Las ballenas cantaban en nuestras noches, Buda en tu ventana. El chorro de agua fría que calmaba a brinquitos hasta acostumbrarme y entonces si darme la mejor de las duchas. Una semana (dirían ellos) vivimos nuestro mundo. Lo más cercano a eso que aún no me atrevo a imaginar. Nos hicimos pedazos – no, de pedazos estábamos hechos- dijeron ellos, que un par de ollas exprés no pueden estar juntas, que soñamos demasiado y confundíamos lo cotidiano con lo certero. Hiciste de esos metros nuestra casa.
Mi cepillo de dientes acariciaba la cintura del tuyo. Mis cremas y tus tenis. Nos hicimos el amor sin profanar los pudores. Desnudamos noche a día nuestras miradas, jugamos a suspender los tiempos y amarnos como esos que no tienen un mañana.
Disparaste inclemente y yo bailé entre tus sábanas.
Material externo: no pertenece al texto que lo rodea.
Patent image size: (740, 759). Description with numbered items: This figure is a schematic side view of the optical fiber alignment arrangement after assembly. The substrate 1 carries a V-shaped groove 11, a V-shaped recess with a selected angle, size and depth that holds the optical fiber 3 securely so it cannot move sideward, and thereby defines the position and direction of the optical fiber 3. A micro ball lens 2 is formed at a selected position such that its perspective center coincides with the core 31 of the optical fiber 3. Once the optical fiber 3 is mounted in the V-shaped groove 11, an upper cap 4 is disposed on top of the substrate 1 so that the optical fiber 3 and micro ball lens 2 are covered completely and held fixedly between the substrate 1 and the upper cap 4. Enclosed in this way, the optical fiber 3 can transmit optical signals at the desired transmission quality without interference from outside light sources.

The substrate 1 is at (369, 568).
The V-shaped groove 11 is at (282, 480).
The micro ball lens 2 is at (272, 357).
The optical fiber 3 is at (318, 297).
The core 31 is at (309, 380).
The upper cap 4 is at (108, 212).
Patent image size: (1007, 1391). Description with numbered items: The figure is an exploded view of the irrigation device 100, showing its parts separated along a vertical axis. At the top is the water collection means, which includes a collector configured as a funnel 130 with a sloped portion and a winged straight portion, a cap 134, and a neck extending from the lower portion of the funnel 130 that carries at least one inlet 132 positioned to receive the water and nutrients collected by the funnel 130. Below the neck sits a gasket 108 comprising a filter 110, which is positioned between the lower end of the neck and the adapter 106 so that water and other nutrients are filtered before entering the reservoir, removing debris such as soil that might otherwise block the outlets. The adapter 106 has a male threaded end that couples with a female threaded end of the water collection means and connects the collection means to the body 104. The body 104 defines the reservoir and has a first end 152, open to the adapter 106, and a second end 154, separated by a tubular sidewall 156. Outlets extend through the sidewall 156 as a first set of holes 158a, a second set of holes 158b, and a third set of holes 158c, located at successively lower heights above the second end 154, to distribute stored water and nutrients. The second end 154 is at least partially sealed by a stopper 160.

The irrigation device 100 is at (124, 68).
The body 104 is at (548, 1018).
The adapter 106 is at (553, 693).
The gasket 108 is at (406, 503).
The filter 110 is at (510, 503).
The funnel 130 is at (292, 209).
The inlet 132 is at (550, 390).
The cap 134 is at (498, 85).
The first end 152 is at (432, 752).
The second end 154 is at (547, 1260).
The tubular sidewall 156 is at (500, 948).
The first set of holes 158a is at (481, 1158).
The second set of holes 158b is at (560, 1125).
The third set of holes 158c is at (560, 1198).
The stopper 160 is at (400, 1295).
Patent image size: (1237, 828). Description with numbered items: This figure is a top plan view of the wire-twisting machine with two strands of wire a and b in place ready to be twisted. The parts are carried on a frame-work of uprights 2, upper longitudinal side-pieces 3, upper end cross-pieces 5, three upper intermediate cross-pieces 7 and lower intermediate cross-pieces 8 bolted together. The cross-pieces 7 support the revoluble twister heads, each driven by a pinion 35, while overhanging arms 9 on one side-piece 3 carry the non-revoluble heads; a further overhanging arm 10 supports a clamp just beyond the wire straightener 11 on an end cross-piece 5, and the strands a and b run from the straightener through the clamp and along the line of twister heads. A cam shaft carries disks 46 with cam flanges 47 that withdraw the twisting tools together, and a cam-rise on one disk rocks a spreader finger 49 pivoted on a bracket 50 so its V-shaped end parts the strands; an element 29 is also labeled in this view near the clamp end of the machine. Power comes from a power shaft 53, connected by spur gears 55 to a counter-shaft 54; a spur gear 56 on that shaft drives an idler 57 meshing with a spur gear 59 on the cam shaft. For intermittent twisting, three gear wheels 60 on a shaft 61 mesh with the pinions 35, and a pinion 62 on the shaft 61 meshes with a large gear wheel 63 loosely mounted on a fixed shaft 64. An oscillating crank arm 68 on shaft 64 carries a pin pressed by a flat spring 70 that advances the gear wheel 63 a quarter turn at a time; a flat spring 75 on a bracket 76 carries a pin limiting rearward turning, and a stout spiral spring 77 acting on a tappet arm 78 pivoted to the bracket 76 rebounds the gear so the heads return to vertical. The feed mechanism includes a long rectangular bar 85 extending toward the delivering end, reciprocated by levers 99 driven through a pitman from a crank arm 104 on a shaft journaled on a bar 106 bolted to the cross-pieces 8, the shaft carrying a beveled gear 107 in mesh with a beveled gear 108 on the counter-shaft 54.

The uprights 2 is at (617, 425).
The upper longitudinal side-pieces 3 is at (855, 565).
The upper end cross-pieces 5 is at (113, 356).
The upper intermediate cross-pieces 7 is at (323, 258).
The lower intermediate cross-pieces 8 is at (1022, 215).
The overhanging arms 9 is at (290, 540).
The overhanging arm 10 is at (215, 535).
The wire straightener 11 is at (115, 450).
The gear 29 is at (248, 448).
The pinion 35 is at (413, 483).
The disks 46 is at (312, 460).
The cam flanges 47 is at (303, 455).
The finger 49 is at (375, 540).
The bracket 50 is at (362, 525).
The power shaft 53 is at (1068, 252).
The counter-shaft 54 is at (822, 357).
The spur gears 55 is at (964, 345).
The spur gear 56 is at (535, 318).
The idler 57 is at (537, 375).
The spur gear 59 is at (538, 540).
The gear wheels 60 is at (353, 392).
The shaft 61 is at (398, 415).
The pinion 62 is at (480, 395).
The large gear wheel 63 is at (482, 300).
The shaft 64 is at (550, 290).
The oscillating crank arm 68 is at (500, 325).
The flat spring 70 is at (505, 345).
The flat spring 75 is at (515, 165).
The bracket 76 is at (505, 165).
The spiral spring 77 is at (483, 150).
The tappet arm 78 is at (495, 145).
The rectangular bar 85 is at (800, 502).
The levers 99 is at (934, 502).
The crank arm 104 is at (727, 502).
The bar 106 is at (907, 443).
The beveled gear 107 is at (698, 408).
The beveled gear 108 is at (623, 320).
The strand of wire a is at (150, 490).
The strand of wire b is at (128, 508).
Me dejaste brincar en tu colchón como una niña mientras Cortázar susurraba algo en tu oído. Leímos de noche y dormimos de día. Tomamos las quimeras y danzamos en la azotea.
Cuando uno se enamora del poeta, la poesía es carne viva. Cuando él se enamora de la bruja, los conjuros son de pura risa.
Cuando la tierra me tragaba ofreciste una orquesta de locura, la escuché contenta.
Te aborrecen, te detestan a mi lado. Es que ellos –los de allá- jamás podrán ver los mundos que pintamos. Temen por mí, y yo sé que tu musa es una mujer lejana, ninguna de las que han ocupado tu cama.
Ahora eso no importa querido, no hay en mi nada que quiera atarte, guayaba y estrellas. El soñador con piel que delata. Suspendimos las historias y coreamos las histerias. Hoy nuestras veredas se topan, sin prisas, sin esperas.